I came across a link on a poetry group announcing the news that Salt Publishing was discontinuing its single-poet publications. Chris Hamilton-Emery says, "We have tried to commit to single-author collections by funding them ourselves, but as they have become increasingly unprofitable, we can't sustain it." I agree, this is sad news when a publisher gives up selling these types of books.
Many business owners all over the world agonize over compromises they are asked to make between what they want to sell, what customers want to buy and how to bridge the gap with marketing. I responded to the poster, saying
"Poets need to market, I hate to even say the words, outside of the box. I've been working on speaking in front of academics in science and other fields to show the value of poetry as a part of their overall scheme of research. We are living in such a practical-based world where (a) people seek practical enlightenment in their free time and (b) they are buying all their books online. Poets need to make their books appeal to this practicality and make sure poetry books can be found via online searches. It's a challenge but I won't give up hope...
I've blogged about:
- Using Poetry for Research
- Supporting poetry-based projects on Kickstarter
- Tagging to Serve Poetry: I also feel we can help each other out but tagging our favorite poetry books on Amazon and other online storefronts so someone searching for a topic like PTSD or motherhood or whatever will find books of poetry on that subject and possibly get hooked.
Again, traditional methods won't solve the situation."
The poster responded thusly:
"i think the situation is very complex and not merely a matter of sales and marketing but lies at in the changing fabric of cultural importance and the role of art in a totally commoditised environment. The questions that need to be asked are not just of poets or even publishers, but of educators and society as a whole."
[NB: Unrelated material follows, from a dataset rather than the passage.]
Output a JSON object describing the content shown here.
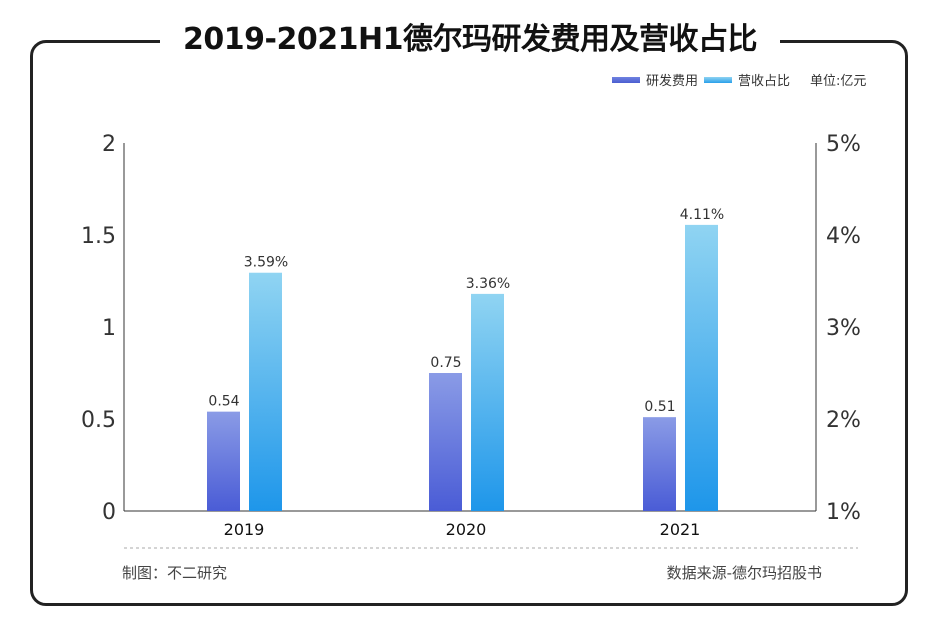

I get a shudder down my spine reading this. This argument is basically that it's the customer's problem, not ours. You recognize it instantly if you're ever watched an episode of Kitchen Nightmares where Gordon Ramsay goes into a failing restaurant to try to help the owners turn things around. Invariably the owner states to Ramsay that the restaurant's problem is not their food quality, is not their decor, is not their levels of service or their menu selections.
Their ego can never take the next step of logic: you have no customers because...(your food sucks, your decor is outdated, your service is slow and your menus are uninspiring). Customers are not stupid. It just makes you feel better to believe they are.
"The questions that need to be asked are not just of poets or even publishers, but of educators and society as a whole" is another way of blaming the customer. And contempt for the customer never works in turning a business around. Like...never.
And selling books, reality check, is a business.
We must question a phrase like "the role of art in a totally commoditised environment" because both art and books are commodities...unless you give your books away for free or strap them up on a public monument. In fact, some would argue that books and poetry are part of the whole art/information/entertainment glut of trash we produce in this world. So if we could stop pretending and pretentiously sanctifying what we do for a moment, we might relate more effectively with our customers. Or at least be in a position to listen to them.
The paradigm of publishing is transforming just like the sales of music transformed a decade ago. And it's transforming similarly because publishers haven't been listening to their customers or serving their authors (my husband is at this moment reading a University of Oklahoma Press book full of confusing typos and grammatical errors).
The poetry biz is a long shot of long shots, especially considering even new novelists are struggling to find an audience. Actors, producers and directors are struggling to get an audience. Poets for years have been only marketing to other poets who cry poor and don't buy books of poetry. Meanwhile, in the outside world poetry has lost its moral authority and barely retains any intellectual authority. How does any business turn around a slump or a bad reputation: marketing.
It's all about marketing for everybody. And if you keep on denying reality and stubbornly adhere to the techniques that have been failing for the last 20-30 years, the same lame excuses about how society doesn't value poetry, you will sink.
I've been watching old episodes of The Mary Tyler Moore Show this week on DVD. Even in the first season's episodes from the early 1970s, the characters were complaining about the same things we complain about today: nobody watches the news, insurance companies are a racket, it's hard to find time for our heart's pursuits. Not much has changed in all these years. New technology just provides new ways for us to be who we already were. And even technologies are failing to better technologies. Cable TV has ignored and gouged their customers so long, Hulu is threatening them. Amazon has finally crushed the big book superstores who once crushed your small, independent, local bookstores. Nothing has changed fundamentally, including all the hand-wringing from the complainers and excuse-givers.
"They have bad taste and it's not my fault."
That's okay to believe if you want an empty restaurant.
Listen poetry peoples, you took this boat out on the bay and you've been sinking for years. Stop blaming the water.